Sur le plan de production, la température n’est qu’un aspect du contrôle du procédé ; ce qui compte vraiment, c’est le contrôle thermique. Si le profil de chauffage est incorrect, on observe une température inégale sur la surface du verre, des déformations lors du pliage, ainsi que des fissures dues aux contraintes mécaniques, qui se manifestent par des distorsions optiques ou des cassures spontanées. Une source infrarouge inadaptée aggrave encore ces problèmes : zones surchauffées, réponse lente, et couplement insuffisant avec l’émissivité du verre.

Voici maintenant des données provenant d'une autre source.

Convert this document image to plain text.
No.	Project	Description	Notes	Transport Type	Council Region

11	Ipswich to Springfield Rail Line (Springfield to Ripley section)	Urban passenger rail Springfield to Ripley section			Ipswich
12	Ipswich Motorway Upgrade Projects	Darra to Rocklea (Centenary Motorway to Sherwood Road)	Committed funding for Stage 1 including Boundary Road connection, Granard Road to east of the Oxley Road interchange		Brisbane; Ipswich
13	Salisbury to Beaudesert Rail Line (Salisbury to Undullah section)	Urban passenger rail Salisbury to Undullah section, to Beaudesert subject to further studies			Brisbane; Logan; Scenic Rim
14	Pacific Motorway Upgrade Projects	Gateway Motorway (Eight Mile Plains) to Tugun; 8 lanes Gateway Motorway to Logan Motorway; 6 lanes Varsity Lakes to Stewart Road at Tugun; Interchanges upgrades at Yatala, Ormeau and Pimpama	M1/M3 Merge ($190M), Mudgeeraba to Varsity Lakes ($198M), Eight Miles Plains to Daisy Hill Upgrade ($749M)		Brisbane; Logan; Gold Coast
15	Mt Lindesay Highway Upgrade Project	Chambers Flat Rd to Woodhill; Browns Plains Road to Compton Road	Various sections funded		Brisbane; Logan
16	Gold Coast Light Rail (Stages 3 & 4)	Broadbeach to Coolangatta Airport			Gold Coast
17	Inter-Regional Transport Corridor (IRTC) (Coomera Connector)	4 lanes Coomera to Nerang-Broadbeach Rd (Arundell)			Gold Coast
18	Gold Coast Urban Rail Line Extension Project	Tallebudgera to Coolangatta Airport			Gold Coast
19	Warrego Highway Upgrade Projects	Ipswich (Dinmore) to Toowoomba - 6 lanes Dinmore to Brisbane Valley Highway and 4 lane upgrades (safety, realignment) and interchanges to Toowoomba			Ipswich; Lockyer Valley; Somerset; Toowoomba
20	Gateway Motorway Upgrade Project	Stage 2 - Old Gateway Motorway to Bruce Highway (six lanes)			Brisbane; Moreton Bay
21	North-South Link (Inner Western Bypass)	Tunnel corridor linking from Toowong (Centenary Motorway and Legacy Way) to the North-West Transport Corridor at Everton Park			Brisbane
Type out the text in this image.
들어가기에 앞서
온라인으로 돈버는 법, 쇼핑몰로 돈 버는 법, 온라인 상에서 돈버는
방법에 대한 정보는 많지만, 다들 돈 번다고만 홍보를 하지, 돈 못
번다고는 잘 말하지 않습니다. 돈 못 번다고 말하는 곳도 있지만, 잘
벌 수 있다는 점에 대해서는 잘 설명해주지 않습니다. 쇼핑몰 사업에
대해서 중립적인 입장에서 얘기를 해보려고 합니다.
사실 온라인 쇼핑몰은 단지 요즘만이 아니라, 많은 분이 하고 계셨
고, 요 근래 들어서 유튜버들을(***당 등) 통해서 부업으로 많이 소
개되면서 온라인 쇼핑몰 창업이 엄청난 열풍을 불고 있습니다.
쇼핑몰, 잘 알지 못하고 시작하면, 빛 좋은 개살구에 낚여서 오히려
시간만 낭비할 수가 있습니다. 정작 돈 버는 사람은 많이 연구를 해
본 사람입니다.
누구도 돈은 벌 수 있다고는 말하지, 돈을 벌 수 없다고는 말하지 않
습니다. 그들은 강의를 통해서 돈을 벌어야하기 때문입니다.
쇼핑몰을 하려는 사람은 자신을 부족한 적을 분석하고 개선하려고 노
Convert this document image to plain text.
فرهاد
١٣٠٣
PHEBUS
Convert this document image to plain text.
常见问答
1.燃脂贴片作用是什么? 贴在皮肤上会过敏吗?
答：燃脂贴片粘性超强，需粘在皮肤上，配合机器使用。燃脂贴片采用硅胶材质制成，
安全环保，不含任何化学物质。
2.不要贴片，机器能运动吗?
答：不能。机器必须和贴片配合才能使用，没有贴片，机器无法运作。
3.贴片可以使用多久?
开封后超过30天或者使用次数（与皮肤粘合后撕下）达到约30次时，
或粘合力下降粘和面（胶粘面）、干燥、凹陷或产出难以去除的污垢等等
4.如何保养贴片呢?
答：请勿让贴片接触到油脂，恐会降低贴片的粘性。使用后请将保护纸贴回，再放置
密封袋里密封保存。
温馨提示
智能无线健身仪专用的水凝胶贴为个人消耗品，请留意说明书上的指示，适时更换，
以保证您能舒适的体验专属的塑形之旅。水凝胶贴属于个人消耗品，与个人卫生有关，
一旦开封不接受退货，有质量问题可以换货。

Ce qui est important sur le plan technique Nous utilisons des lampes infrarouges à quartz à longues ondes, car elles émettent un rayonnement rapide et direct, avec une densité de puissance élevée. Cela permet d’adapter la réponse thermique des revêtements à faible émissivité, sans endommager le substrat. La géométrie du filament et l’agencement des réflecteurs sont conçus pour créer un champ thermique plus uniforme, ce qui est essentiel lors des cycles de revenu thermique et de soulagement des contraintes. Le contrôle de la gradation thermique permet également de réguler la compression des bords et la résistance globale du verre. Ces lampes fonctionnent à des tensions industrielles standards et ont une longueur compacte ; elles s’intègrent facilement dans les modules de chauffage existants. Leurs terminaisons sont conçues pour résister aux cycles thermiques répétés.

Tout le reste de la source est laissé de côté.